Press Release

DBRS Downgrades Fifth Avenue Place Bonds to A (low), Changes Trend to Stable

CMBS
May 05, 2016

DBRS Limited (DBRS) has today downgraded the rating on the First Mortgage Bonds (the Bonds) of Fifth Avenue LP & ARI 5AP Investments LP (the Issuers) secured by Fifth Avenue Place (FAP or the Property) to A (low) from “A” and changed its trend to Stable from Negative. The rating action follows Imperial Oil Limited’s (IOL) lease expiry at FAP and reflects DBRS’s expectation that during the Property’s re-leasing transition period the debt service coverage ratio (DSCR) will reach a temporary low of 1.08 times for the last 12 months ended (LTM) April 30, 2017, before gradually increasing to the 1.60 times range for LTM April 30, 2018. This stabilized DSCR is more consistent with the A (low) rating category.
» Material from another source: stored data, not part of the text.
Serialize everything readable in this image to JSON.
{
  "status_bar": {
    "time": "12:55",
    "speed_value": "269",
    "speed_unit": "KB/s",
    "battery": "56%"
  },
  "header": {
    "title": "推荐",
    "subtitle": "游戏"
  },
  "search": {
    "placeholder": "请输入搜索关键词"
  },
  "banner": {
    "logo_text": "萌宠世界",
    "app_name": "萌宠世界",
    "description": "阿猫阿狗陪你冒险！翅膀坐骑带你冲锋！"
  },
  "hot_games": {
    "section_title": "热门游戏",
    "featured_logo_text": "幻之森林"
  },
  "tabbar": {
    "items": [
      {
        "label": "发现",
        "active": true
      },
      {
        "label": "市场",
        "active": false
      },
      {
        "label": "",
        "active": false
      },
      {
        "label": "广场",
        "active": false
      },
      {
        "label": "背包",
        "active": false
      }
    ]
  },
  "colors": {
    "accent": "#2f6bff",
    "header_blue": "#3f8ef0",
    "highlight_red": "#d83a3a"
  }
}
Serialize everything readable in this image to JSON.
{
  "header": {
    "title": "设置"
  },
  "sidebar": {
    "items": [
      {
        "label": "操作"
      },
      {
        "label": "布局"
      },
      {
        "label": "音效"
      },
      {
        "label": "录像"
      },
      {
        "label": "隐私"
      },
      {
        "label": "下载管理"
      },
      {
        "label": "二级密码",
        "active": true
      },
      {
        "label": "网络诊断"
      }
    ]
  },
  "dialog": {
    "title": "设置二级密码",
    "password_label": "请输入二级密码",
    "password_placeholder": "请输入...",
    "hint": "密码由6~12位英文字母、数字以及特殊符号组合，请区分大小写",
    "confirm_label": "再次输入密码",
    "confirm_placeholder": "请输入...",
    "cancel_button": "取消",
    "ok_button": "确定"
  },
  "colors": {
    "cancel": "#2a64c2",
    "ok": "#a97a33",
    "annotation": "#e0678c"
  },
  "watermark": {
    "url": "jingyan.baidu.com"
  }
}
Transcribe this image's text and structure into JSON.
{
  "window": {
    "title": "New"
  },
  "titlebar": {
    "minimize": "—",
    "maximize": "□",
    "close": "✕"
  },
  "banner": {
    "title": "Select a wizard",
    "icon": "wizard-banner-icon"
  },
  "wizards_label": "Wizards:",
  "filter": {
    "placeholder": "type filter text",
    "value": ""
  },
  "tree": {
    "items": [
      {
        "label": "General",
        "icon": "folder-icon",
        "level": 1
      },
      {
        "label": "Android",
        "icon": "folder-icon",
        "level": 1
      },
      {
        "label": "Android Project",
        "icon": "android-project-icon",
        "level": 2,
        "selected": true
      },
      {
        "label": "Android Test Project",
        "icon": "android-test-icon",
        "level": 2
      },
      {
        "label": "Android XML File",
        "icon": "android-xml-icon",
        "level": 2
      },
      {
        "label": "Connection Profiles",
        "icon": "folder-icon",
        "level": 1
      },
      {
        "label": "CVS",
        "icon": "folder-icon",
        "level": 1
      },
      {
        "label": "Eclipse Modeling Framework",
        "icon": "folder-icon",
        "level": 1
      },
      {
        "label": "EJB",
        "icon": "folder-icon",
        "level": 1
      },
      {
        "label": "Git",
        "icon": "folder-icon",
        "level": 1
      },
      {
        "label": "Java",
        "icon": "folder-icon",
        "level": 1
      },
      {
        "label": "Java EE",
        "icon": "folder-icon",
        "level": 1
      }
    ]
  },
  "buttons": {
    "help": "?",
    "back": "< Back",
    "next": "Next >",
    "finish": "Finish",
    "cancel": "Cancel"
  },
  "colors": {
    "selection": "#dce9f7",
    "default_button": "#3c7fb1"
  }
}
At the time the trend was changed to Negative on June 26, 2015, DBRS stated that a decline in DSCR to below 1.65 times due to higher vacancy rates/or lower rental rates associated with the IOL lease expiry would likely result in a downgrade to the A (low) rating category in the near term. When IOL’s 717,000 square feet (sf) of leases expired on April 30, 2016, approximately 262,000 sf of space remained uncommitted (accounting for 17.2% of FAP’s total area). Assuming the uncommitted portion of the former IOL space is not re-leased, DBRS expects net operating income to decline to a low of $25.8 million for LTM April 30, 2017, from $42.2 million for the year ended 2015, resulting in a DSCR of 1.08 times for LTM April 30, 2017, and to improve thereafter following the commencement of certain committed leases in May 2017.

The Stable trend incorporates DBRS’s expectation that DSCR will gradually increase to the 1.60 times range for LTM April 30, 2018, assuming the uncommitted portion of the former IOL space remains vacant and no other leases are signed. DBRS notes the economics of the committed leases are more favourable than those under the former IOL leases. In addition, the total billing area has also increased by approximately 44,000 sf with the inclusion of additional common areas. As a result, net operating income is expected to increase to $38.7 million for LTM April 30, 2018.

The Stable trend also considers DBRS’s view that leasing prospects for the remaining uncommitted portion of the former IOL space could modestly improve over next few years. The property manager has recently seen an increase in interest from tenants seeking to take advantage of lower rental rates for high-quality office space available in downtown Calgary. Notwithstanding a material amount of new Class AA and Class A office supply expected to come on line over the next few years and significant current vacancies, DBRS believes FAP could attract new tenants, due to its location in downtown Calgary, should a resurgence in office leasing activity occur. DBRS notes upon IOL’s lease expiry on April 30, 2016, the Trustee has removed its debt service reserve of $6 million as the pro forma DSCR was above the 1.00 times threshold. In addition, the Trustee has reduced the tenant improvement and leasing commissions reserve from $30 million to approximately $11 million due to IOL space that has been released. DBRS believes this amount is more than adequate to fund expenses associated with the lease up of the uncommitted portion of the former IOL space.

DBRS believes further negative rating action could occur if the DSCR were to fall below 1.50 times on a sustained basis caused by an increase in vacancies from tenant departures and/or the unsuccessful leasing of future lease expires.

Notes:
All figures are in Canadian dollars unless otherwise noted.

The related regulatory disclosures pursuant to the National Instrument 25-101 Designated Rating Organizations are hereby incorporated by reference and can be found by clicking on the link to the right under Related Research or by contacting us at info@dbrs.com.

The applicable methodology is Rating Entities in the Real Estate Industry (October 2015), which can be found on our website under Methodologies.